Through speaking sessions with area doctors, people who have lived with mental health issues, and countless role play scenarios; the responders are learning how to recognize if someone is having a mental crisis, to identify what they are suffering from, and how to respond. Jessica Peckover, Johnson County's Jail Alternatives Administrator, said they're also learning active listening and verbal de-escalation skills.

"We know one-third of people with mental health and substance use disorders will have contact with law enforcement before they come into the treatment system. We know the officers are coming into contact with this. We want to give them more tools in their tool belt," Peckover said.

Peckover said during the training they're also trying to install patience skills with the officers in dealing with these situations.

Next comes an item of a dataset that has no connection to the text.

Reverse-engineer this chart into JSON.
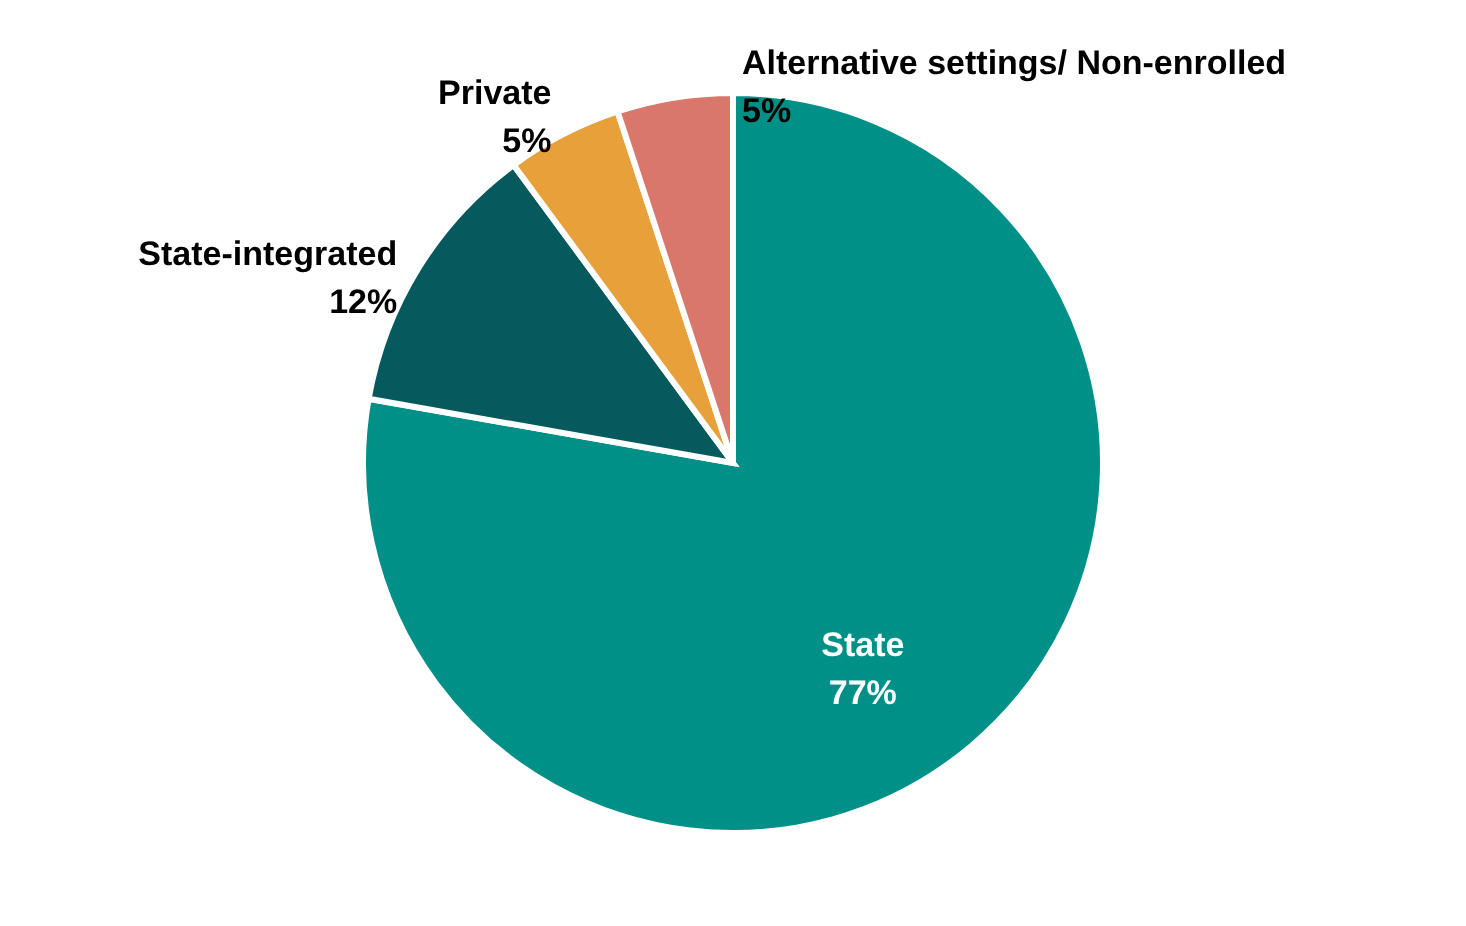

"If there is somebody who is in crisis, we really want you to slow down. Build rapport. You'll get the information you need if you connect with them as humans," she said.

She said these skills can create an all-around more safe environment for the officers and the individual in need and that the chances of having to use force go down. Peckover cited that the since the Coralville prison, Iowa Medical and Classification Center, went through a similar training session they saw a 50% decrease in the use of force in its psychiatric ward.

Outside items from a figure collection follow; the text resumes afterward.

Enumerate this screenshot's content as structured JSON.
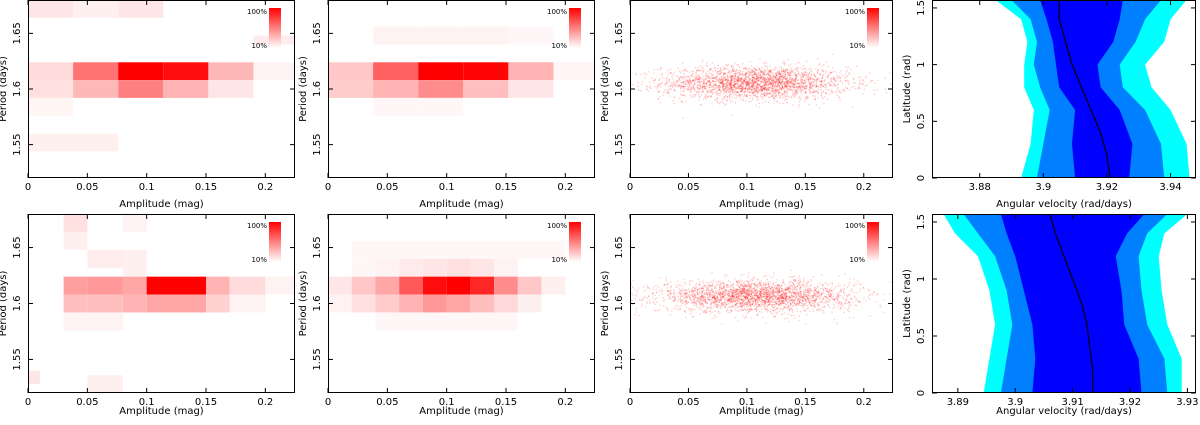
{
  "figure": {
    "legend_max": "100%",
    "legend_min": "10%"
  },
  "chart_data": [
    {
      "id": "p00",
      "type": "heatmap",
      "row": 0,
      "col": 0,
      "title": "",
      "xlabel": "Amplitude (mag)",
      "ylabel": "Period (days)",
      "xlim": [
        0,
        0.225
      ],
      "ylim": [
        1.52,
        1.68
      ],
      "xticks": [
        0,
        0.05,
        0.1,
        0.15,
        0.2
      ],
      "xticklabels": [
        "0",
        "0.05",
        "0.1",
        "0.15",
        "0.2"
      ],
      "yticks": [
        1.55,
        1.6,
        1.65
      ],
      "yticklabels": [
        "1.55",
        "1.6",
        "1.65"
      ],
      "legend": {
        "max": "100%",
        "min": "10%"
      },
      "cells": [
        [
          0.0,
          0.038,
          1.664,
          1.68,
          0.1
        ],
        [
          0.038,
          0.076,
          1.664,
          1.68,
          0.06
        ],
        [
          0.076,
          0.114,
          1.664,
          1.68,
          0.1
        ],
        [
          0.19,
          0.228,
          1.64,
          1.648,
          0.08
        ],
        [
          0.0,
          0.038,
          1.608,
          1.624,
          0.14
        ],
        [
          0.038,
          0.076,
          1.608,
          1.624,
          0.55
        ],
        [
          0.076,
          0.114,
          1.608,
          1.624,
          1.0
        ],
        [
          0.114,
          0.152,
          1.608,
          1.624,
          0.95
        ],
        [
          0.152,
          0.19,
          1.608,
          1.624,
          0.28
        ],
        [
          0.19,
          0.228,
          1.608,
          1.624,
          0.05
        ],
        [
          0.0,
          0.038,
          1.592,
          1.608,
          0.12
        ],
        [
          0.038,
          0.076,
          1.592,
          1.608,
          0.28
        ],
        [
          0.076,
          0.114,
          1.592,
          1.608,
          0.5
        ],
        [
          0.114,
          0.152,
          1.592,
          1.608,
          0.3
        ],
        [
          0.152,
          0.19,
          1.592,
          1.608,
          0.1
        ],
        [
          0.0,
          0.038,
          1.576,
          1.592,
          0.04
        ],
        [
          0.0,
          0.076,
          1.544,
          1.56,
          0.06
        ]
      ]
    },
    {
      "id": "p01",
      "type": "heatmap",
      "row": 0,
      "col": 1,
      "title": "",
      "xlabel": "Amplitude (mag)",
      "ylabel": "Period (days)",
      "xlim": [
        0,
        0.225
      ],
      "ylim": [
        1.52,
        1.68
      ],
      "xticks": [
        0,
        0.05,
        0.1,
        0.15,
        0.2
      ],
      "xticklabels": [
        "0",
        "0.05",
        "0.1",
        "0.15",
        "0.2"
      ],
      "yticks": [
        1.55,
        1.6,
        1.65
      ],
      "yticklabels": [
        "1.55",
        "1.6",
        "1.65"
      ],
      "legend": {
        "max": "100%",
        "min": "10%"
      },
      "cells": [
        [
          0.038,
          0.076,
          1.64,
          1.656,
          0.05
        ],
        [
          0.076,
          0.114,
          1.64,
          1.656,
          0.05
        ],
        [
          0.114,
          0.152,
          1.64,
          1.656,
          0.05
        ],
        [
          0.152,
          0.19,
          1.64,
          1.656,
          0.03
        ],
        [
          0.0,
          0.038,
          1.608,
          1.624,
          0.22
        ],
        [
          0.038,
          0.076,
          1.608,
          1.624,
          0.62
        ],
        [
          0.076,
          0.114,
          1.608,
          1.624,
          1.0
        ],
        [
          0.114,
          0.152,
          1.608,
          1.624,
          0.98
        ],
        [
          0.152,
          0.19,
          1.608,
          1.624,
          0.3
        ],
        [
          0.19,
          0.228,
          1.608,
          1.624,
          0.04
        ],
        [
          0.0,
          0.038,
          1.592,
          1.608,
          0.2
        ],
        [
          0.038,
          0.076,
          1.592,
          1.608,
          0.3
        ],
        [
          0.076,
          0.114,
          1.592,
          1.608,
          0.45
        ],
        [
          0.114,
          0.152,
          1.592,
          1.608,
          0.25
        ],
        [
          0.152,
          0.19,
          1.592,
          1.608,
          0.1
        ],
        [
          0.038,
          0.076,
          1.576,
          1.592,
          0.03
        ],
        [
          0.076,
          0.114,
          1.576,
          1.592,
          0.03
        ]
      ]
    },
    {
      "id": "p02",
      "type": "scatter",
      "row": 0,
      "col": 2,
      "title": "",
      "xlabel": "Amplitude (mag)",
      "ylabel": "Period (days)",
      "xlim": [
        0,
        0.225
      ],
      "ylim": [
        1.52,
        1.68
      ],
      "xticks": [
        0,
        0.05,
        0.1,
        0.15,
        0.2
      ],
      "xticklabels": [
        "0",
        "0.05",
        "0.1",
        "0.15",
        "0.2"
      ],
      "yticks": [
        1.55,
        1.6,
        1.65
      ],
      "yticklabels": [
        "1.55",
        "1.6",
        "1.65"
      ],
      "legend": {
        "max": "100%",
        "min": "10%"
      },
      "density": {
        "mean_x": 0.107,
        "sd_x": 0.04,
        "mean_y": 1.606,
        "sd_y": 0.0075
      }
    },
    {
      "id": "p03",
      "type": "area",
      "row": 0,
      "col": 3,
      "title": "",
      "xlabel": "Angular velocity (rad/days)",
      "ylabel": "Latitude (rad)",
      "xlim": [
        3.865,
        3.948
      ],
      "ylim": [
        0,
        1.57
      ],
      "xticks": [
        3.88,
        3.9,
        3.92,
        3.94
      ],
      "xticklabels": [
        "3.88",
        "3.9",
        "3.92",
        "3.94"
      ],
      "yticks": [
        0,
        0.5,
        1,
        1.5
      ],
      "yticklabels": [
        "0",
        "0.5",
        "1",
        "1.5"
      ],
      "series": [
        {
          "name": "outer band",
          "color": "#00ffff",
          "lat": [
            0,
            0.3,
            0.6,
            0.8,
            1.0,
            1.2,
            1.4,
            1.57
          ],
          "left": [
            3.893,
            3.896,
            3.897,
            3.894,
            3.894,
            3.895,
            3.893,
            3.885
          ],
          "right": [
            3.946,
            3.945,
            3.94,
            3.934,
            3.932,
            3.938,
            3.94,
            3.945
          ]
        },
        {
          "name": "middle band",
          "color": "#0080ff",
          "lat": [
            0,
            0.3,
            0.6,
            0.8,
            1.0,
            1.2,
            1.4,
            1.57
          ],
          "left": [
            3.898,
            3.9,
            3.902,
            3.899,
            3.897,
            3.898,
            3.896,
            3.89
          ],
          "right": [
            3.938,
            3.937,
            3.932,
            3.925,
            3.924,
            3.929,
            3.932,
            3.937
          ]
        },
        {
          "name": "inner band",
          "color": "#0000ff",
          "lat": [
            0,
            0.3,
            0.6,
            0.8,
            1.0,
            1.2,
            1.4,
            1.57
          ],
          "left": [
            3.91,
            3.909,
            3.91,
            3.905,
            3.904,
            3.903,
            3.901,
            3.899
          ],
          "right": [
            3.927,
            3.928,
            3.924,
            3.918,
            3.917,
            3.922,
            3.924,
            3.925
          ]
        },
        {
          "name": "median",
          "color": "#000000",
          "lat": [
            0,
            0.2,
            0.4,
            0.6,
            0.8,
            1.0,
            1.2,
            1.4,
            1.57
          ],
          "x": [
            3.921,
            3.92,
            3.918,
            3.915,
            3.912,
            3.909,
            3.907,
            3.905,
            3.905
          ]
        }
      ]
    },
    {
      "id": "p10",
      "type": "heatmap",
      "row": 1,
      "col": 0,
      "title": "",
      "xlabel": "Amplitude (mag)",
      "ylabel": "Period (days)",
      "xlim": [
        0,
        0.225
      ],
      "ylim": [
        1.52,
        1.68
      ],
      "xticks": [
        0,
        0.05,
        0.1,
        0.15,
        0.2
      ],
      "xticklabels": [
        "0",
        "0.05",
        "0.1",
        "0.15",
        "0.2"
      ],
      "yticks": [
        1.55,
        1.6,
        1.65
      ],
      "yticklabels": [
        "1.55",
        "1.6",
        "1.65"
      ],
      "legend": {
        "max": "100%",
        "min": "10%"
      },
      "cells": [
        [
          0.03,
          0.05,
          1.664,
          1.68,
          0.12
        ],
        [
          0.03,
          0.05,
          1.648,
          1.664,
          0.06
        ],
        [
          0.08,
          0.1,
          1.664,
          1.68,
          0.05
        ],
        [
          0.05,
          0.08,
          1.632,
          1.648,
          0.07
        ],
        [
          0.08,
          0.1,
          1.624,
          1.648,
          0.06
        ],
        [
          0.03,
          0.05,
          1.608,
          1.624,
          0.38
        ],
        [
          0.05,
          0.08,
          1.608,
          1.624,
          0.4
        ],
        [
          0.08,
          0.1,
          1.608,
          1.624,
          0.35
        ],
        [
          0.1,
          0.15,
          1.608,
          1.624,
          1.0
        ],
        [
          0.15,
          0.17,
          1.608,
          1.624,
          0.3
        ],
        [
          0.17,
          0.2,
          1.608,
          1.624,
          0.14
        ],
        [
          0.2,
          0.225,
          1.608,
          1.624,
          0.05
        ],
        [
          0.03,
          0.05,
          1.592,
          1.608,
          0.25
        ],
        [
          0.05,
          0.08,
          1.592,
          1.608,
          0.25
        ],
        [
          0.08,
          0.1,
          1.592,
          1.608,
          0.3
        ],
        [
          0.1,
          0.15,
          1.592,
          1.608,
          0.35
        ],
        [
          0.15,
          0.17,
          1.592,
          1.608,
          0.18
        ],
        [
          0.17,
          0.2,
          1.592,
          1.608,
          0.05
        ],
        [
          0.03,
          0.08,
          1.576,
          1.592,
          0.05
        ],
        [
          0.0,
          0.01,
          1.528,
          1.54,
          0.1
        ],
        [
          0.05,
          0.08,
          1.52,
          1.536,
          0.06
        ]
      ]
    },
    {
      "id": "p11",
      "type": "heatmap",
      "row": 1,
      "col": 1,
      "title": "",
      "xlabel": "Amplitude (mag)",
      "ylabel": "Period (days)",
      "xlim": [
        0,
        0.225
      ],
      "ylim": [
        1.52,
        1.68
      ],
      "xticks": [
        0,
        0.05,
        0.1,
        0.15,
        0.2
      ],
      "xticklabels": [
        "0",
        "0.05",
        "0.1",
        "0.15",
        "0.2"
      ],
      "yticks": [
        1.55,
        1.6,
        1.65
      ],
      "yticklabels": [
        "1.55",
        "1.6",
        "1.65"
      ],
      "legend": {
        "max": "100%",
        "min": "10%"
      },
      "cells": [
        [
          0.02,
          0.2,
          1.64,
          1.656,
          0.03
        ],
        [
          0.02,
          0.04,
          1.624,
          1.64,
          0.03
        ],
        [
          0.04,
          0.06,
          1.624,
          1.64,
          0.05
        ],
        [
          0.06,
          0.08,
          1.624,
          1.64,
          0.08
        ],
        [
          0.08,
          0.1,
          1.624,
          1.64,
          0.1
        ],
        [
          0.1,
          0.12,
          1.624,
          1.64,
          0.12
        ],
        [
          0.12,
          0.14,
          1.624,
          1.64,
          0.1
        ],
        [
          0.14,
          0.16,
          1.624,
          1.64,
          0.05
        ],
        [
          0.0,
          0.02,
          1.608,
          1.624,
          0.1
        ],
        [
          0.02,
          0.04,
          1.608,
          1.624,
          0.22
        ],
        [
          0.04,
          0.06,
          1.608,
          1.624,
          0.35
        ],
        [
          0.06,
          0.08,
          1.608,
          1.624,
          0.65
        ],
        [
          0.08,
          0.1,
          1.608,
          1.624,
          0.95
        ],
        [
          0.1,
          0.12,
          1.608,
          1.624,
          1.0
        ],
        [
          0.12,
          0.14,
          1.608,
          1.624,
          0.85
        ],
        [
          0.14,
          0.16,
          1.608,
          1.624,
          0.45
        ],
        [
          0.16,
          0.18,
          1.608,
          1.624,
          0.22
        ],
        [
          0.18,
          0.2,
          1.608,
          1.624,
          0.06
        ],
        [
          0.0,
          0.02,
          1.592,
          1.608,
          0.05
        ],
        [
          0.02,
          0.04,
          1.592,
          1.608,
          0.12
        ],
        [
          0.04,
          0.06,
          1.592,
          1.608,
          0.2
        ],
        [
          0.06,
          0.08,
          1.592,
          1.608,
          0.3
        ],
        [
          0.08,
          0.1,
          1.592,
          1.608,
          0.4
        ],
        [
          0.1,
          0.12,
          1.592,
          1.608,
          0.35
        ],
        [
          0.12,
          0.14,
          1.592,
          1.608,
          0.25
        ],
        [
          0.14,
          0.16,
          1.592,
          1.608,
          0.15
        ],
        [
          0.16,
          0.18,
          1.592,
          1.608,
          0.06
        ],
        [
          0.04,
          0.16,
          1.576,
          1.592,
          0.03
        ]
      ]
    },
    {
      "id": "p12",
      "type": "scatter",
      "row": 1,
      "col": 2,
      "title": "",
      "xlabel": "Amplitude (mag)",
      "ylabel": "Period (days)",
      "xlim": [
        0,
        0.225
      ],
      "ylim": [
        1.52,
        1.68
      ],
      "xticks": [
        0,
        0.05,
        0.1,
        0.15,
        0.2
      ],
      "xticklabels": [
        "0",
        "0.05",
        "0.1",
        "0.15",
        "0.2"
      ],
      "yticks": [
        1.55,
        1.6,
        1.65
      ],
      "yticklabels": [
        "1.55",
        "1.6",
        "1.65"
      ],
      "legend": {
        "max": "100%",
        "min": "10%"
      },
      "density": {
        "mean_x": 0.107,
        "sd_x": 0.042,
        "mean_y": 1.607,
        "sd_y": 0.007
      }
    },
    {
      "id": "p13",
      "type": "area",
      "row": 1,
      "col": 3,
      "title": "",
      "xlabel": "Angular velocity (rad/days)",
      "ylabel": "Latitude (rad)",
      "xlim": [
        3.8855,
        3.9315
      ],
      "ylim": [
        0,
        1.57
      ],
      "xticks": [
        3.89,
        3.9,
        3.91,
        3.92,
        3.93
      ],
      "xticklabels": [
        "3.89",
        "3.9",
        "3.91",
        "3.92",
        "3.93"
      ],
      "yticks": [
        0,
        0.5,
        1,
        1.5
      ],
      "yticklabels": [
        "0",
        "0.5",
        "1",
        "1.5"
      ],
      "series": [
        {
          "name": "outer band",
          "color": "#00ffff",
          "lat": [
            0,
            0.3,
            0.6,
            0.9,
            1.2,
            1.4,
            1.57
          ],
          "left": [
            3.8945,
            3.8955,
            3.8965,
            3.8955,
            3.8935,
            3.8895,
            3.8875
          ],
          "right": [
            3.929,
            3.929,
            3.9265,
            3.9255,
            3.925,
            3.926,
            3.93
          ]
        },
        {
          "name": "middle band",
          "color": "#0080ff",
          "lat": [
            0,
            0.3,
            0.6,
            0.9,
            1.2,
            1.4,
            1.57
          ],
          "left": [
            3.8975,
            3.8985,
            3.8995,
            3.8985,
            3.8965,
            3.8935,
            3.891
          ],
          "right": [
            3.9265,
            3.926,
            3.923,
            3.922,
            3.9215,
            3.923,
            3.9265
          ]
        },
        {
          "name": "inner band",
          "color": "#0000ff",
          "lat": [
            0,
            0.3,
            0.6,
            0.9,
            1.2,
            1.4,
            1.57
          ],
          "left": [
            3.903,
            3.9035,
            3.903,
            3.9015,
            3.9,
            3.8985,
            3.8975
          ],
          "right": [
            3.922,
            3.9215,
            3.919,
            3.9185,
            3.9175,
            3.9195,
            3.9225
          ]
        },
        {
          "name": "median",
          "color": "#000000",
          "lat": [
            0,
            0.2,
            0.4,
            0.6,
            0.8,
            1.0,
            1.2,
            1.4,
            1.57
          ],
          "x": [
            3.9135,
            3.9135,
            3.913,
            3.9125,
            3.9115,
            3.91,
            3.9085,
            3.907,
            3.906
          ]
        }
      ]
    }
  ]
}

Ultimately, the training is meant to find another means to help the person rather than it ending in an arrest.

"The whole program is designed for us to help find alternatives to jailing and to recognize that people they may have mental illness and jail is not the best way to help them," Scott Gaarde, with the Iowa Police Department, said.

Gaarde said all officers from the department will have undergone the training session.

"If officers are aware of signs and symptoms of mental illness and substance use disorders and they're aware of community resources, they can maybe divert those people to treatment rather than sending them through the criminal justice system," Peckover said.

The CIT session ends on Monday, when all officers will be tested through a role-play scenario.